Bu değerlendirmeye nokta koyup, yaklaşan genel seçimler öncesinde partilerin yaklaşımları üzerinde birkaç noktanın altını çizmek istiyorum.
******************************************
07 Haziran 2015 Genel Seçimleri ve Siyasi Partilerin Yaklaşımı.
2002 yılında tam da anlaşılamayan gizemli bir şekilde erken seçime giden Bülent Ecevit Koalisyon Hükümeti’nin yerine 03 Kasım 2002 de yapılan erken seçimler de, % 34 ile tek başına iktidara gelen AKP sonra ki seçimlerde oy oranını yükselterek tek parti iktidarını bugüne kadar devam ettirdi.
03 Kasım 2002 Seçimlerinin en önemli yönü, %10 barajı nedeniyle sadece iki partinin barajı aşarak TBMM’ de temsil hakkı kazanmasıydı. AKP % 34.29 ile 363, CHP ise, % 19.32 ile 178 milletvekili çıkarırken, % 79,3 katılımın olduğu o seçimde, % 10 barajı nedeni ile % 34 ile bir parti tek başına iktidara gelirken, Seçmenin % 45’nin oyu çöpe gidiyor ve TBMM’ e yansımıyordu.
Tek başına iktidar da kalarak 14. Yılını tamamlayan AKP’, bu seçimlere yukarıda ki seçim başarılarına imza atmış Genel Başkanını Cumhurbaşkanlığına göndermiş olarak, O’nun karizmatik gücünden mahrum giriyor.
Bu boşluğu sezen Cumhurbaşkanı, yeminini de dikkate almayarak siyasi arena da aktif olarak görev almaya başlamıştır. Kimine göre bugün çifte güçle seçimlere asılan bir AKP, kimine göre de iki başlılığın yarattığı sorunlarla seçimlere giren bir AKP var.
Buna karşılık bir de, AKP’ e karşı siyaset yapan muhalefet partileri var.

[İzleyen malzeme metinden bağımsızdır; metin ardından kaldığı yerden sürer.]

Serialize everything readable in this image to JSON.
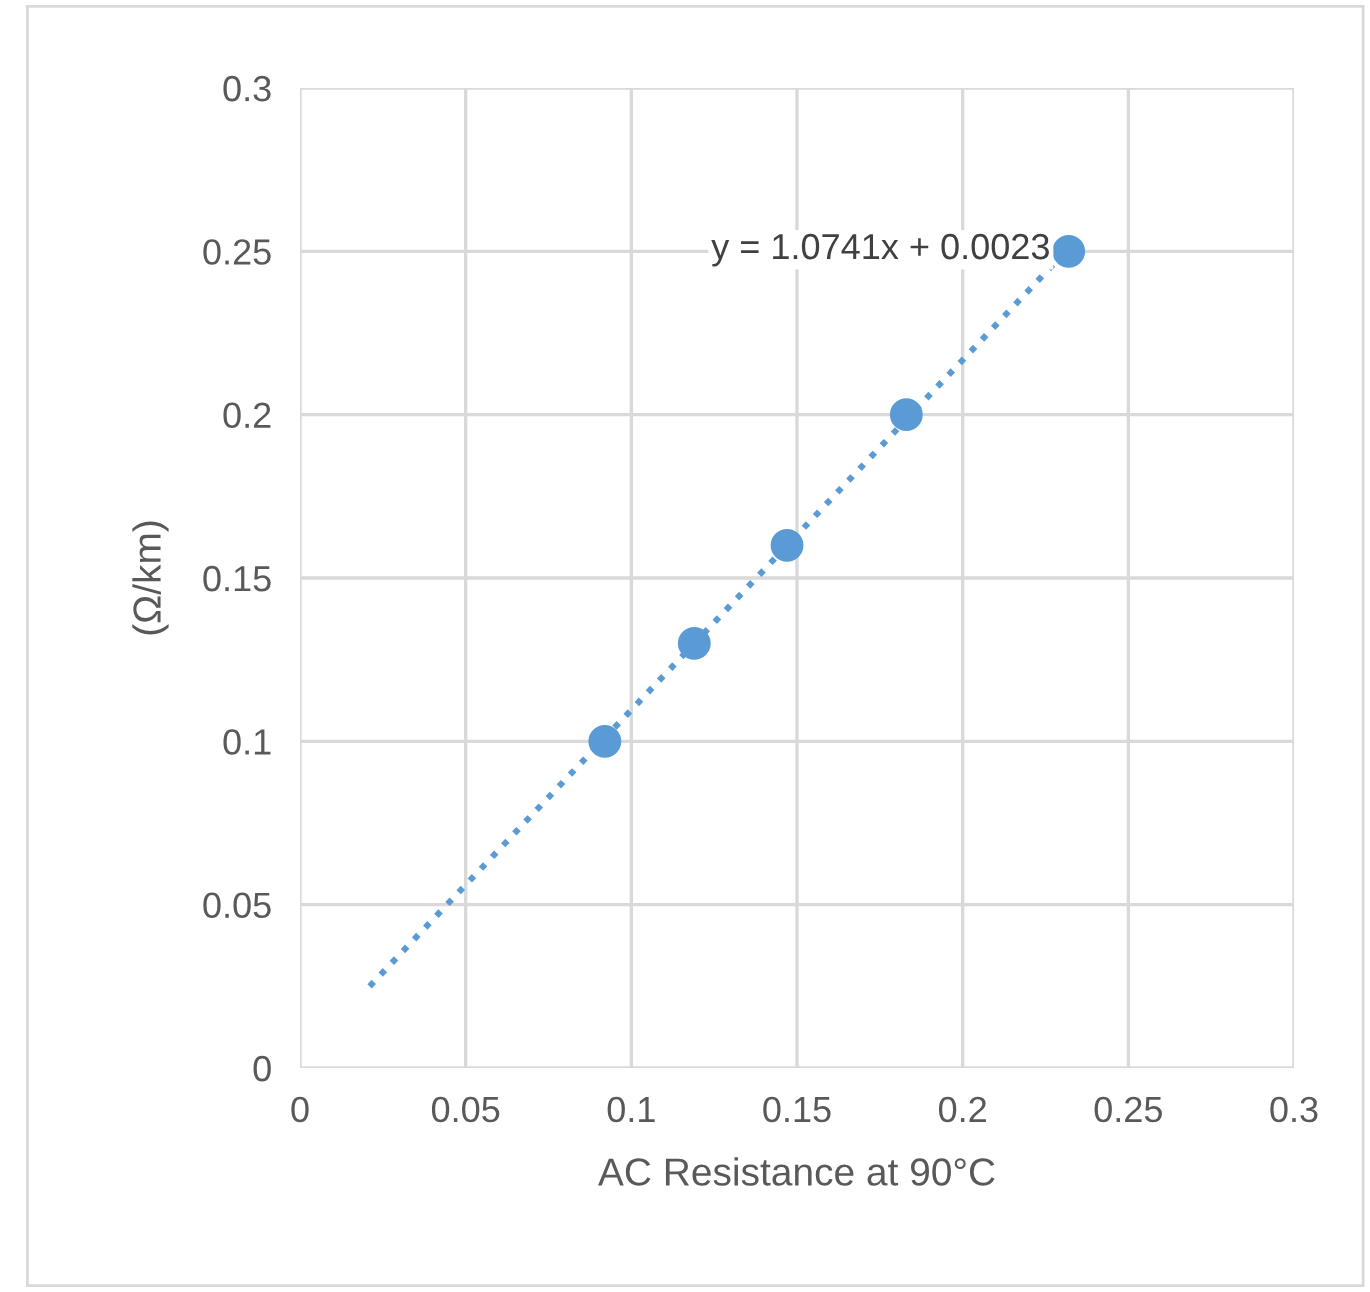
{
  "chart_data": {
    "type": "scatter",
    "xlabel": "AC Resistance at 90°C",
    "ylabel": "(Ω/km)",
    "series": [
      {
        "color": "#5b9bd5",
        "x": [
          0.092,
          0.119,
          0.147,
          0.183,
          0.232
        ],
        "values": [
          0.1,
          0.13,
          0.16,
          0.2,
          0.25
        ],
        "marker": "circle"
      },
      {
        "type": "line",
        "color": "#5b9bd5",
        "x": [
          0.021,
          0.232
        ],
        "values": [
          0.025,
          0.251
        ],
        "line_style": "dotted",
        "marker": "none"
      }
    ],
    "annotations": [
      "y = 1.0741x + 0.0023"
    ],
    "xlim": [
      0,
      0.3
    ],
    "ylim": [
      0,
      0.3
    ],
    "xticks": [
      0,
      0.05,
      0.1,
      0.15,
      0.2,
      0.25,
      0.3
    ],
    "yticks": [
      0,
      0.05,
      0.1,
      0.15,
      0.2,
      0.25,
      0.3
    ],
    "grid": true,
    "legend": false
  }
}
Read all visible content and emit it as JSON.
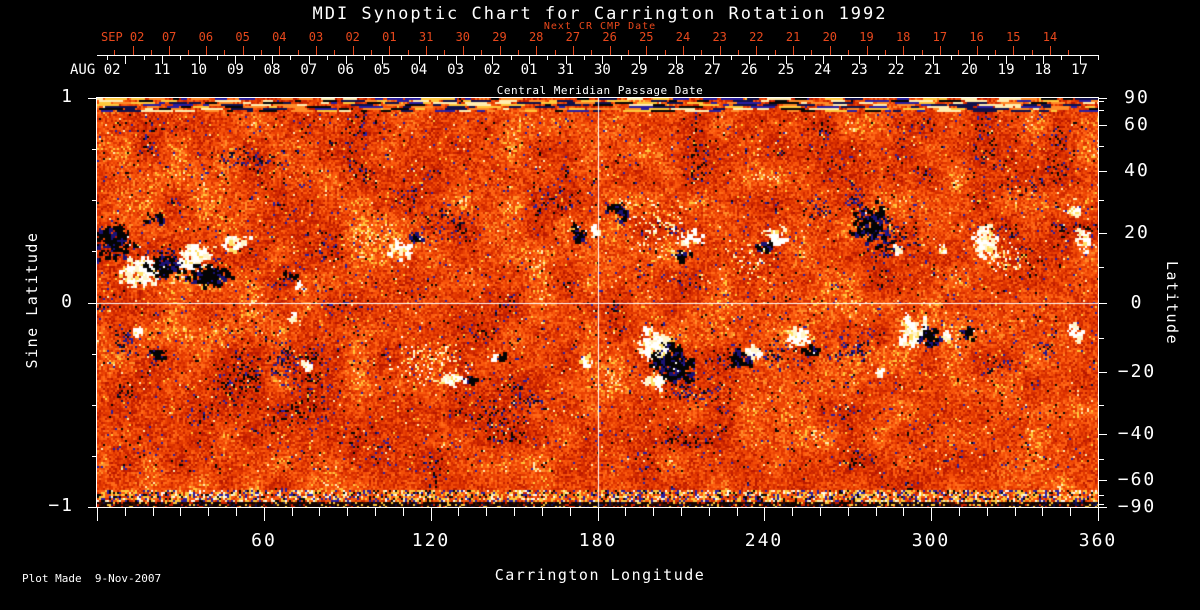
{
  "title": "MDI Synoptic Chart for Carrington Rotation 1992",
  "annotations": {
    "next_cr_label": "Next CR CMP Date",
    "cmp_label": "Central Meridian Passage Date",
    "plot_made": "Plot Made  9-Nov-2007"
  },
  "colors": {
    "background": "#000000",
    "axis_white": "#ffffff",
    "axis_red": "#e8481c",
    "polarity_positive": "#ffffff",
    "polarity_negative": "#000000",
    "quiet_sun_palette": [
      "#b81800",
      "#c62200",
      "#d42c00",
      "#e03600",
      "#ea4204",
      "#f34e08",
      "#fb5a0e",
      "#ff6a18",
      "#ff8c28",
      "#ffc83c",
      "#ffedb0"
    ],
    "speckle_blue": "#2a1ea0",
    "speckle_dark_blue": "#10104a"
  },
  "chart_data": {
    "type": "heatmap",
    "title": "MDI Synoptic Chart for Carrington Rotation 1992",
    "xlabel": "Carrington Longitude",
    "ylabel_left": "Sine Latitude",
    "ylabel_right": "Latitude",
    "x_range": [
      0,
      360
    ],
    "x_tick_values": [
      60,
      120,
      180,
      240,
      300,
      360
    ],
    "x_tick_labels": [
      "60",
      "120",
      "180",
      "240",
      "300",
      "360"
    ],
    "x_minor_step": 10,
    "y_left_range": [
      -1,
      1
    ],
    "y_left_tick_values": [
      1,
      0,
      -1
    ],
    "y_left_tick_labels": [
      "1",
      "0",
      "−1"
    ],
    "y_left_minor_values": [
      0.75,
      0.5,
      0.25,
      -0.25,
      -0.5,
      -0.75
    ],
    "y_right_tick_values": [
      90,
      60,
      40,
      20,
      0,
      -20,
      -40,
      -60,
      -90
    ],
    "y_right_tick_labels": [
      "90",
      "60",
      "40",
      "20",
      "0",
      "−20",
      "−40",
      "−60",
      "−90"
    ],
    "y_right_minor_step": 10,
    "grid": {
      "horizontal_sine_latitude": 0,
      "vertical_longitude": 180
    },
    "top_axis_red": {
      "month_label": "SEP 02",
      "day_labels": [
        "07",
        "06",
        "05",
        "04",
        "03",
        "02",
        "01",
        "31",
        "30",
        "29",
        "28",
        "27",
        "26",
        "25",
        "24",
        "23",
        "22",
        "21",
        "20",
        "19",
        "18",
        "17",
        "16",
        "15",
        "14"
      ]
    },
    "top_axis_white": {
      "month_label": "AUG 02",
      "day_labels": [
        "11",
        "10",
        "09",
        "08",
        "07",
        "06",
        "05",
        "04",
        "03",
        "02",
        "01",
        "31",
        "30",
        "29",
        "28",
        "27",
        "26",
        "25",
        "24",
        "23",
        "22",
        "21",
        "20",
        "19",
        "18",
        "17"
      ]
    },
    "active_regions": [
      [
        "neg",
        18,
        142,
        22,
        26,
        1.0
      ],
      [
        "pos",
        44,
        172,
        26,
        22,
        1.0
      ],
      [
        "neg",
        66,
        168,
        22,
        18,
        0.9
      ],
      [
        "pos",
        96,
        158,
        22,
        20,
        0.9
      ],
      [
        "neg",
        112,
        176,
        26,
        18,
        0.9
      ],
      [
        "pos",
        136,
        144,
        16,
        14,
        0.8
      ],
      [
        "neg",
        58,
        120,
        14,
        10,
        0.6
      ],
      [
        "negweak",
        150,
        60,
        60,
        18,
        0.5
      ],
      [
        "neg",
        193,
        176,
        9,
        8,
        0.8
      ],
      [
        "pos",
        203,
        186,
        8,
        7,
        0.8
      ],
      [
        "pos",
        305,
        150,
        15,
        12,
        0.9
      ],
      [
        "neg",
        318,
        139,
        9,
        7,
        0.8
      ],
      [
        "negweak",
        350,
        120,
        40,
        30,
        0.35
      ],
      [
        "neg",
        480,
        133,
        13,
        12,
        0.9
      ],
      [
        "pos",
        497,
        133,
        8,
        10,
        0.8
      ],
      [
        "neg",
        521,
        113,
        15,
        13,
        0.9
      ],
      [
        "posweak",
        560,
        130,
        45,
        45,
        0.5
      ],
      [
        "pos",
        592,
        140,
        14,
        12,
        0.8
      ],
      [
        "neg",
        585,
        158,
        10,
        8,
        0.8
      ],
      [
        "pos",
        675,
        138,
        16,
        14,
        0.8
      ],
      [
        "neg",
        667,
        148,
        11,
        8,
        0.8
      ],
      [
        "posweak",
        650,
        160,
        40,
        30,
        0.4
      ],
      [
        "negweak",
        722,
        112,
        22,
        18,
        0.7
      ],
      [
        "negweak",
        757,
        98,
        12,
        20,
        0.7
      ],
      [
        "neg",
        772,
        125,
        25,
        28,
        0.7
      ],
      [
        "negweak",
        790,
        140,
        35,
        35,
        0.6
      ],
      [
        "pos",
        800,
        150,
        7,
        6,
        0.7
      ],
      [
        "pos",
        845,
        152,
        7,
        6,
        0.7
      ],
      [
        "pos",
        888,
        142,
        18,
        25,
        0.7
      ],
      [
        "posweak",
        910,
        160,
        35,
        30,
        0.5
      ],
      [
        "pos",
        975,
        112,
        12,
        9,
        0.8
      ],
      [
        "pos",
        985,
        138,
        10,
        16,
        0.7
      ],
      [
        "negweak",
        925,
        90,
        35,
        15,
        0.4
      ],
      [
        "negweak",
        25,
        245,
        22,
        25,
        0.6
      ],
      [
        "pos",
        38,
        232,
        9,
        7,
        0.8
      ],
      [
        "neg",
        60,
        255,
        12,
        14,
        0.6
      ],
      [
        "negweak",
        185,
        262,
        22,
        34,
        0.75
      ],
      [
        "pos",
        210,
        266,
        9,
        7,
        0.8
      ],
      [
        "pos",
        196,
        218,
        8,
        6,
        0.7
      ],
      [
        "posweak",
        330,
        262,
        55,
        35,
        0.55
      ],
      [
        "pos",
        356,
        280,
        20,
        9,
        0.8
      ],
      [
        "neg",
        374,
        282,
        7,
        6,
        0.8
      ],
      [
        "neg",
        404,
        258,
        6,
        5,
        0.8
      ],
      [
        "pos",
        396,
        257,
        6,
        5,
        0.8
      ],
      [
        "negweak",
        430,
        303,
        28,
        14,
        0.6
      ],
      [
        "pos",
        487,
        261,
        9,
        7,
        0.8
      ],
      [
        "pos",
        557,
        247,
        22,
        26,
        1.0
      ],
      [
        "neg",
        574,
        264,
        25,
        28,
        1.0
      ],
      [
        "pos",
        556,
        282,
        12,
        10,
        0.9
      ],
      [
        "negweak",
        600,
        292,
        42,
        22,
        0.6
      ],
      [
        "neg",
        640,
        260,
        18,
        13,
        0.8
      ],
      [
        "pos",
        657,
        254,
        10,
        11,
        0.8
      ],
      [
        "negweak",
        680,
        255,
        30,
        25,
        0.5
      ],
      [
        "pos",
        700,
        238,
        18,
        16,
        0.85
      ],
      [
        "neg",
        713,
        251,
        10,
        8,
        0.8
      ],
      [
        "negweak",
        760,
        248,
        24,
        18,
        0.6
      ],
      [
        "pos",
        782,
        274,
        10,
        5,
        0.7
      ],
      [
        "pos",
        814,
        233,
        18,
        22,
        1.0
      ],
      [
        "neg",
        832,
        238,
        13,
        18,
        0.95
      ],
      [
        "pos",
        849,
        239,
        8,
        8,
        0.85
      ],
      [
        "neg",
        869,
        234,
        11,
        9,
        0.85
      ],
      [
        "negweak",
        755,
        255,
        30,
        15,
        0.5
      ],
      [
        "negweak",
        900,
        268,
        24,
        14,
        0.5
      ],
      [
        "pos",
        978,
        232,
        9,
        9,
        0.8
      ],
      [
        "negweak",
        950,
        248,
        20,
        16,
        0.5
      ]
    ]
  }
}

Amaçlarını ve söylemlerinin temelini de, yolsuzluk, rüşvet ve talan yapmakla suçladıkları AKP iktidarına ne pahasına olursa olsun son vermek oluşturuyor.
Peki, muhalefet cephesindeki partilerin üç büyük parti yanında daha küçük olanların tavrı nasıl? Bunlar sonuca ne derece etki yapacaklar? Bunların seçim hesabı, AKP İktidarına son vermek amacına ne kadar uyuyor? Bunu hesap eden var mı?
Bu partiler içerisinde en şanslı olan ve seçim doğrularını yapan HDP’dir. Oy alacağı tabanı biliyor ve ona göre seçim stratejisi yürütüyor. Oy tabanı Kürt kökenlilerin ve azınlıklar oluşuyor. Geçmiş seçimler de AKP’ e kaptırdığı oylara asılarak da kendi adına doğru iş yapıyor. Biraz daha ılımlı siyasetle de, sol partilerin kırgınlardan oy devşirebilir miyim hesabını yapıyor. Yani, % 10 barajını aşma noktasında, tüm şartlar onlardan yana.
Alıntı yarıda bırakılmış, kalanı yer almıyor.